I learned to recite Quran and I learned to recite another Virginian’s words:

“We hold these truths to be self-evident: that all men are created equal, that they are endowed by their Creator with certain inalienable rights, that among these are life, liberty and the pursuit of happiness. That to secure these rights, governments are instituted among men, deriving their just powers from the consent of the governed, that whenever any form of government becomes destructive to these ends, it is the right of the people to alter or to abolish it, and to institute new Government.”

Therefore! Write down on the top of the first page:
I do not hate people nor do I encroach but if I become hungry the usurper's flesh will be my food. Beware.. Beware of my hunger and my anger!

Dreams

I dreamed a dream that frightens me though it felt like one of hope. I dreamed that I was walking through an endless city, though at first it seemed familiar. I think that in this dream I was in my first year of high school, at least physically, though I was also me as I am now.

I passed down endless empty streets of grey buildings beneath a sky the color of iron. It grew colder as I walked and a wind blew in and chilled me. I wore only a thin jacket and pulled it tighter. I walked on and on. After a time, it began to flurry. I kept walking, aimless, but not lost; I don’t know where I was going but I knew that I must keep going.

Colder, colder it grows … and I saw a car coming along. It was a battered tan Saab, from the middle 1980’s. The car stopped beside me and the passenger door opened. I looked in and I saw Miriam, my sister’s friend. She gestured for me to get in. I do and off we drive.

I remember her; she was older than me, and she was cooler, prettier, smarter, the kind of girl you’re jealous of at that age.
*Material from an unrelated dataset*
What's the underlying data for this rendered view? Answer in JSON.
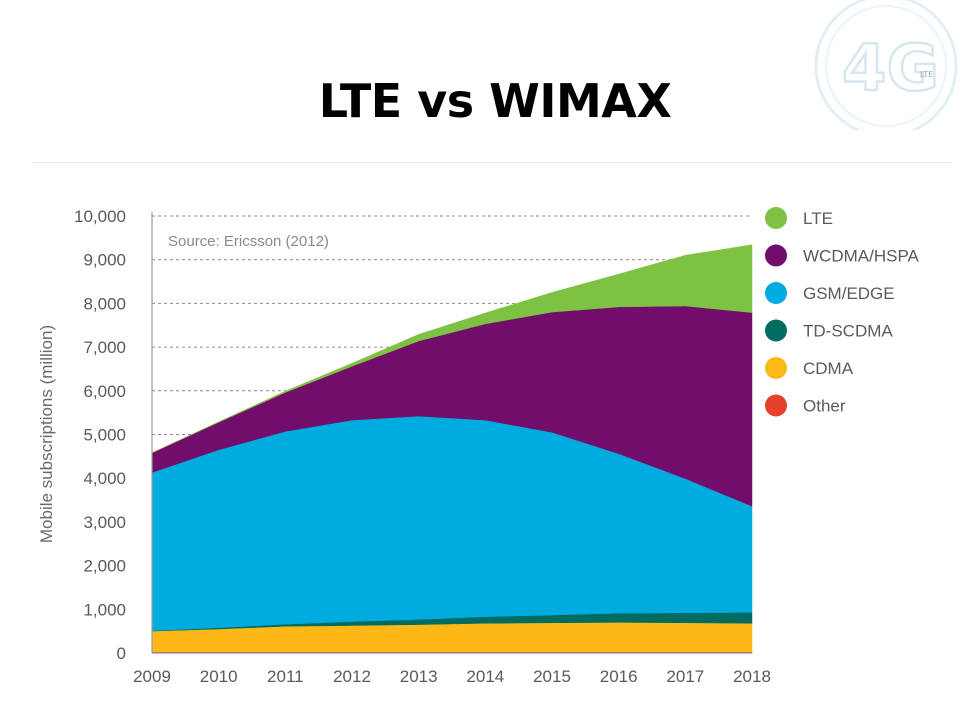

She was always nice to me so I am not surprised that here she is.

We ride out of the city; I don’t remember if we spoke. The snow flurries grow thicker as we drive. And on and on and on we go. The city fades around us, hidden by fast falling snow. The road vanishes behind us and before us; everything is white. Still we drive on.

And after a long time, the snow starts to weaken. We are still in a land of monochrome white but I know the storm will go now. We drive on and I see before us that the road is now visible, a black line across a featureless plain.

Then, brilliant, bright emerald green rising out of the snow like an island, I see a meadow where oaks and olives and other trees grow. Miriam drives towards it. Then, we are underneath the trees, walking on the softest grass imaginable. A party is going on. There are many people here, they are all smiling … and many of them are faces that I think I know.

It is warm; it is summer here and the sky is crystal blue even though the snows are not far off. I take a cup full of some sort of punch from a table and I walk into the happy throng. I feel a hand upon my elbow. I turn.

Twinkling eyes behind her glasses, it is my great aunt, Minnie, and she gestures me to sit by her. I do and she is asking me how life has been for me since we last spoke and I’m telling her and spilling everything to her as I always have … and I ask how she is; she says she’s doing well, that there’s someone she thinks I’d like to meet. It’s her brother, my grandfather, and he is engrossed in conversation with another man who, I realize, is my other grandfather … and I clasp them both and as I do, I realize that both of them are dead, and so is Minnie, so is Miriam, so is everyone at this party … all of them are dead …

And, as I wake with a start, I wonder if I am too.